С. П. Шевырёв. Италиянские театры
ИТАЛИЯНСКИЕ ТЕАТРЫ
(Письмо из Рима)
Наконец, после Рождественского Поста, в продолжение которого все зрелища публичные были закрыты, и только одни монотонные Пиферари, по древнему обычаю, в одеждах пастырских бродя по улицам в дождь и в слякоть, играли на волынках и скрипках в честь Богородицы, здесь открылись спектакли, столько ожиданные публикою. Это эпоха в Риме. Искусства, т.е. Живопись и особенно Музыка, составляют главную стихию жизни Римской. О приезде примадонны или нового контральто или тенора здесь говорят, как бы во Франции говорили о приезде Виллеля, Полиньяка, Шатобриана, в Германии о прибытии Гёте, Шеллинга, Гумбольдта. В каждой ресторации, в кухне, в мастерских, судят и рядят о музыкальных талантах. Древние Гвельфы и Гибеллины, прежние виновники всех раздоров Италии, в Риме олицетворяются в двух обществах музыкальных, которые находятся между собою в таком враждебном отношении, что одно из них, второе по происхождению, согласилось, принять двусмысленный титул антифилармонического, будто бы потому, как говорят насмешники, что первое называется филармоническим. Вот правая и левая сторона здешнего музыкального парламента. Всякое из сих обществ, заметив новый талант, вербует его в свою партию. Происхождение оных весьма любопытно и напоминает некоторые черты Римской Истории. Прежде в Риме существовало одно только общество, под названием филармонического, председателем коего был избран на время Маркиз Мути Папаззури, известный знаток музыки. Оно процветало под его управлением; как новый Силла, он в порыве гордости хотел объявить себя бессменным президентом, члены воспротивились; он, в отмщение, отделился от них и, как Ромул, образовал с своею партиею новое антифилармоническое общество.

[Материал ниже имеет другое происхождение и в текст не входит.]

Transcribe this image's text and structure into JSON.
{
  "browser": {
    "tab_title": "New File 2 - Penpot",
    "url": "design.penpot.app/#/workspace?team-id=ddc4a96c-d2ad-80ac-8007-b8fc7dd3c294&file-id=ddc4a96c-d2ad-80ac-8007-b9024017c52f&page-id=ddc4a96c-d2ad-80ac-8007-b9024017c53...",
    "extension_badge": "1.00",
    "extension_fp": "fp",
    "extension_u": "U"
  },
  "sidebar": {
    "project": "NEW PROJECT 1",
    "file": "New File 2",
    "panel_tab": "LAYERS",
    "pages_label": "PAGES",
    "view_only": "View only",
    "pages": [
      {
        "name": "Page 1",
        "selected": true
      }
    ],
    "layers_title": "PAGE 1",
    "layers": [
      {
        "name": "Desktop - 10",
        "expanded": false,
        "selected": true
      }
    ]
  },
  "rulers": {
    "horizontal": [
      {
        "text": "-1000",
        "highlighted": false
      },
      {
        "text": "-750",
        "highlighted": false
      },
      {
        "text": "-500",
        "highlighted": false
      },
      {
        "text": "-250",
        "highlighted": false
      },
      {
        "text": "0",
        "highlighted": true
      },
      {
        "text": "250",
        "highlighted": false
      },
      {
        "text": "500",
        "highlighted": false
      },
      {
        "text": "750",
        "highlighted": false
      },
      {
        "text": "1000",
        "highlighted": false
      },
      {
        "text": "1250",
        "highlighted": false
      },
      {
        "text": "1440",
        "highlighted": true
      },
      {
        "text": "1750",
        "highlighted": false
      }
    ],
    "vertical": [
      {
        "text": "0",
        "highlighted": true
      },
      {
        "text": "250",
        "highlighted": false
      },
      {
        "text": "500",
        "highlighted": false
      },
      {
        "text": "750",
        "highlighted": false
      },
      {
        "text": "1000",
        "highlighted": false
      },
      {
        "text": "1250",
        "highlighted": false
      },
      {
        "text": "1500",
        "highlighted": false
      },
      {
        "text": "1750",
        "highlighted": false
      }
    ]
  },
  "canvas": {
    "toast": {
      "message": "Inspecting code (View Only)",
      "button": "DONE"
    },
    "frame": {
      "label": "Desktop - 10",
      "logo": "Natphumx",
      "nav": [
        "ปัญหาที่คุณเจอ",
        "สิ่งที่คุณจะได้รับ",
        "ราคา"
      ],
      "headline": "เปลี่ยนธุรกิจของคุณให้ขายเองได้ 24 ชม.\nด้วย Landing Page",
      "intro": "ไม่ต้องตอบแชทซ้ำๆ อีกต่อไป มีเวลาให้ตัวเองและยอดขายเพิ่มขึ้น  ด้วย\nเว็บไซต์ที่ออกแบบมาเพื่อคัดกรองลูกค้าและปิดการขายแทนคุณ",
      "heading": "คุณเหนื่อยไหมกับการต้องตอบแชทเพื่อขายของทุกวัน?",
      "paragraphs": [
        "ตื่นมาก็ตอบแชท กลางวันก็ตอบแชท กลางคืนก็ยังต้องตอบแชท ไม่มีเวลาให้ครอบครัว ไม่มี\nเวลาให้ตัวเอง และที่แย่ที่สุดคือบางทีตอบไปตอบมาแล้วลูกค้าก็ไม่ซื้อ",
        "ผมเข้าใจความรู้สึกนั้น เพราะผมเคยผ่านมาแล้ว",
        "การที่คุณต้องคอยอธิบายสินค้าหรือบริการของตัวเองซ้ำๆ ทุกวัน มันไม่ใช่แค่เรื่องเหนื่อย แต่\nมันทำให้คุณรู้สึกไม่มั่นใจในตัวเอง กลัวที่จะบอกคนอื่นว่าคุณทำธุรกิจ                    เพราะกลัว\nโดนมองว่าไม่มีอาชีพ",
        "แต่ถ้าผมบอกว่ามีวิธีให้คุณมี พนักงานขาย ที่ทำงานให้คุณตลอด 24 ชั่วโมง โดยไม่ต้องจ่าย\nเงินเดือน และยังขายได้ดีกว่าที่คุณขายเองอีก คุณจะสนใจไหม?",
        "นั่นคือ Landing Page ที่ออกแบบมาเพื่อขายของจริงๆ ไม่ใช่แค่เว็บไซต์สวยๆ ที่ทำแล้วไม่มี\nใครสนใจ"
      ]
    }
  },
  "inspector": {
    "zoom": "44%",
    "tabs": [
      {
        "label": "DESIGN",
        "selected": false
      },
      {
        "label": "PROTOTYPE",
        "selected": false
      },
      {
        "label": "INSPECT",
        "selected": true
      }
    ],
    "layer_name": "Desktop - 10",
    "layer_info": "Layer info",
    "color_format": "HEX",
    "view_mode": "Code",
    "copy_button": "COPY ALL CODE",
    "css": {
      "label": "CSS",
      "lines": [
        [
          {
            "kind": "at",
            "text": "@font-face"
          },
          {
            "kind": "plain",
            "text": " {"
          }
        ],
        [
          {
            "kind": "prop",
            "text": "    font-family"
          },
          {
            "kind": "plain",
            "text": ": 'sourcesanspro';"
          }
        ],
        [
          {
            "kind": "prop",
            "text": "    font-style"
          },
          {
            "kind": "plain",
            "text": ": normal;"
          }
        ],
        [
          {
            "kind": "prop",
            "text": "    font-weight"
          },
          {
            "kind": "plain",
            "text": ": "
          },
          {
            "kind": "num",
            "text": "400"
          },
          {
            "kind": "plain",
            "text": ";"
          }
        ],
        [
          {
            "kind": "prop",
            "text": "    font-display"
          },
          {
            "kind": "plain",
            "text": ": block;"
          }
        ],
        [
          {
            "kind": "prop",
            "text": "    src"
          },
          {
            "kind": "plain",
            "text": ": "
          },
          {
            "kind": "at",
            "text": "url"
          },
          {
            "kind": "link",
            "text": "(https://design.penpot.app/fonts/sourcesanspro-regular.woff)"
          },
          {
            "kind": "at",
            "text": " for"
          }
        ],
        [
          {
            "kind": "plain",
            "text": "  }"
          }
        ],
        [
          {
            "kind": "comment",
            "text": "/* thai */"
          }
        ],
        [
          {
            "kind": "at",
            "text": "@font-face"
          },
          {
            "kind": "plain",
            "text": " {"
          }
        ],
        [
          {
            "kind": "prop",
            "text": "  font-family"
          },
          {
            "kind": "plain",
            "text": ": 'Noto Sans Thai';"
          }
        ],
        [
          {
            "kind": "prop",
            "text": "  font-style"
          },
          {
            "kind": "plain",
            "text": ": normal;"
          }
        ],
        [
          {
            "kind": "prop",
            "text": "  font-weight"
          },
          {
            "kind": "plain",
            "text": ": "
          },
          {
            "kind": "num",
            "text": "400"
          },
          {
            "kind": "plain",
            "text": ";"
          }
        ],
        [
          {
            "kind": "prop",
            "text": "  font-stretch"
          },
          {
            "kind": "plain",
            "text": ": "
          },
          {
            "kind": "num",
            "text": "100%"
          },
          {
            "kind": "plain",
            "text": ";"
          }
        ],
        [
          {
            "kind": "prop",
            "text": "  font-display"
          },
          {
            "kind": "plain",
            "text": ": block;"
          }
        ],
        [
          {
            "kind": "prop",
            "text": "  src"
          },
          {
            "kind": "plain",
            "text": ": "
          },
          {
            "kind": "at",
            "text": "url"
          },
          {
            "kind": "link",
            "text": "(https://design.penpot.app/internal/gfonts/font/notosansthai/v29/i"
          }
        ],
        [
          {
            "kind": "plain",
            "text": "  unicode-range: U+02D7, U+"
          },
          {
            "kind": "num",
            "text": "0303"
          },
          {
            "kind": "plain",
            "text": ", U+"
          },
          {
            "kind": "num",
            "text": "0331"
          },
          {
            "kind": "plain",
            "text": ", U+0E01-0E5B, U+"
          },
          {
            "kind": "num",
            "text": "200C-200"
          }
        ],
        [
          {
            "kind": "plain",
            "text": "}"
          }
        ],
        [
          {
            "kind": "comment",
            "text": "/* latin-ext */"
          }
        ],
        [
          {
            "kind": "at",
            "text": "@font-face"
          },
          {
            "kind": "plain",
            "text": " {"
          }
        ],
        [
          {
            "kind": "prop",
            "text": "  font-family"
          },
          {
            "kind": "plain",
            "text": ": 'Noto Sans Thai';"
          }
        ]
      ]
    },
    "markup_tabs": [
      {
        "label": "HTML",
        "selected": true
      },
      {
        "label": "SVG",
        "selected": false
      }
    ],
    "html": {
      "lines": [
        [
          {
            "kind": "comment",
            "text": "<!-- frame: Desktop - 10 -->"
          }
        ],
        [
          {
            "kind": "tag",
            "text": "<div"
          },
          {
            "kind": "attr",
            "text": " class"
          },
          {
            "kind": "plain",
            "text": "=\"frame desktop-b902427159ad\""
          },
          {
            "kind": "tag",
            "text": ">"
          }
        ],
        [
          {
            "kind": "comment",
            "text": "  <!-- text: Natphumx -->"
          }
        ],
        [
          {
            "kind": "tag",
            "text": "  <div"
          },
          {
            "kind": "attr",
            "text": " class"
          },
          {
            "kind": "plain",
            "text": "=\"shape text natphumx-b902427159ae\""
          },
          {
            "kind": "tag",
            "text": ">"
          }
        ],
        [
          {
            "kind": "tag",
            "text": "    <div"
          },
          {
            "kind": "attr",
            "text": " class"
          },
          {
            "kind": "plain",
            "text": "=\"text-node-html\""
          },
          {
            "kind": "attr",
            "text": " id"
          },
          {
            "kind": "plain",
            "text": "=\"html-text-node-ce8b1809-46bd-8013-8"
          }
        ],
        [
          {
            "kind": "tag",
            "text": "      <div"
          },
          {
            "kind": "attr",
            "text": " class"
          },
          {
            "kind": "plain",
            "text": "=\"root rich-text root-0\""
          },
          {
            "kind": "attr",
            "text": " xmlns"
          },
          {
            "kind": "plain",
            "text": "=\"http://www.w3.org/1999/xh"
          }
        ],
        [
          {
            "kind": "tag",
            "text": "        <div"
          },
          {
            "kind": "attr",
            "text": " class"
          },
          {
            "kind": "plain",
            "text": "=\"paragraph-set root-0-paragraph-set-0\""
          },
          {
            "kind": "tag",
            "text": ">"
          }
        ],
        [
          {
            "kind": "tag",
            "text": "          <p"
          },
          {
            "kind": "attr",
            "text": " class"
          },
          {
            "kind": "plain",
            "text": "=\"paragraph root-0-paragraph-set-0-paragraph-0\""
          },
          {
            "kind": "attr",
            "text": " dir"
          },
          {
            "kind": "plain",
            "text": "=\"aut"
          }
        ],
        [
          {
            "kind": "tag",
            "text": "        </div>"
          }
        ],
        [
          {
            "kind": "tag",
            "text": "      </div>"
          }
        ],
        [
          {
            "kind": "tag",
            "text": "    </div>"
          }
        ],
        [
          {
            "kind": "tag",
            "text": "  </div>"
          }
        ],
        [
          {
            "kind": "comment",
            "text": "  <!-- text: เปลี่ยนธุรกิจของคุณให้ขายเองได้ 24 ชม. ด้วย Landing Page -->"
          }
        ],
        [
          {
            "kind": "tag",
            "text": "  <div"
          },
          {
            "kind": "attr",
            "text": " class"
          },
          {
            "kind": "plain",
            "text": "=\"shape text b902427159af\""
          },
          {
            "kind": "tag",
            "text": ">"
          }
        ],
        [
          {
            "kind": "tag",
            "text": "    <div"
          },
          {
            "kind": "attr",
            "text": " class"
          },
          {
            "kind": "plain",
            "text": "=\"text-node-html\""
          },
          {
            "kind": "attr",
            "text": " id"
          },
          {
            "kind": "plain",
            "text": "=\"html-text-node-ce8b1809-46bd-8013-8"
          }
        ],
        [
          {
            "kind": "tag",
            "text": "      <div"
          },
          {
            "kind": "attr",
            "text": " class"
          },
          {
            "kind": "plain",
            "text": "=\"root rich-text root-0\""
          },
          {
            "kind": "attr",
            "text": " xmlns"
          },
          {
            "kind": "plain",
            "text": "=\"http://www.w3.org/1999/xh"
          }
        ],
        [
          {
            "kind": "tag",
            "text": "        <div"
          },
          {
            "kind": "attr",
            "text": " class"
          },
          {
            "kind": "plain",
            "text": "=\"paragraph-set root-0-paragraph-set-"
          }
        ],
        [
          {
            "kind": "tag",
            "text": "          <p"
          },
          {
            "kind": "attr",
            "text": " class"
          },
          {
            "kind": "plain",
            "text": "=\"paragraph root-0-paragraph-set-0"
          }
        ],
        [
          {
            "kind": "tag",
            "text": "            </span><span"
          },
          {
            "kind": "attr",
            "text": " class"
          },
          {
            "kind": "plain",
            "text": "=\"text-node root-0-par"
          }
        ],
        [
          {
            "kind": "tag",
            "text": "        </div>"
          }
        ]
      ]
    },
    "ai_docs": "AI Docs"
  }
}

Театры играют весьма важную ролю в общественной жизни Италиянцев: не лишними будут некоторые об них подробности. Из всех родов драматических представлений важнейшее место занимает здесь Опера. Трагедия скована узами классицизма и правительства. Манзони в Милане облегчил ей первые, но за свой славный Роман: i promessi sposi, провел несколько ночей в темнице, которые, конечно, дали ему много новых материалов, но охладили деятельность. В Риме однажды с успехом явился на сцену молодой Поэт, Стербини, с талантом, но в тесных оковах Аристотеля. Римляне с восторгом рукоплескали его Весталке, и особенно упрекам, произносимым против одного жреца, играющего в ней невыгодную ролю; пиеса и теперь под опалою, а Поэт был наказан временным изгнанием. Комедия оригинальная не процветает, прекрасной талант комического актера, Вестриса, остается праздным без автора. Впрочем, Импрезарии по возможности подбирают с богатого поля Французского мелодрамы, комедийки и проч. Водевиль в Италии, как и в Германии, существовать не может: в первой, потому что щекотливое Италиянское ухо не выносит куплетной музыки; во второй, потому что легкие остроты Французов не ложатся в тяжеловесные формы языка Немецкого. Потому Водевиль, там, как и здесь, превращается в Комедию.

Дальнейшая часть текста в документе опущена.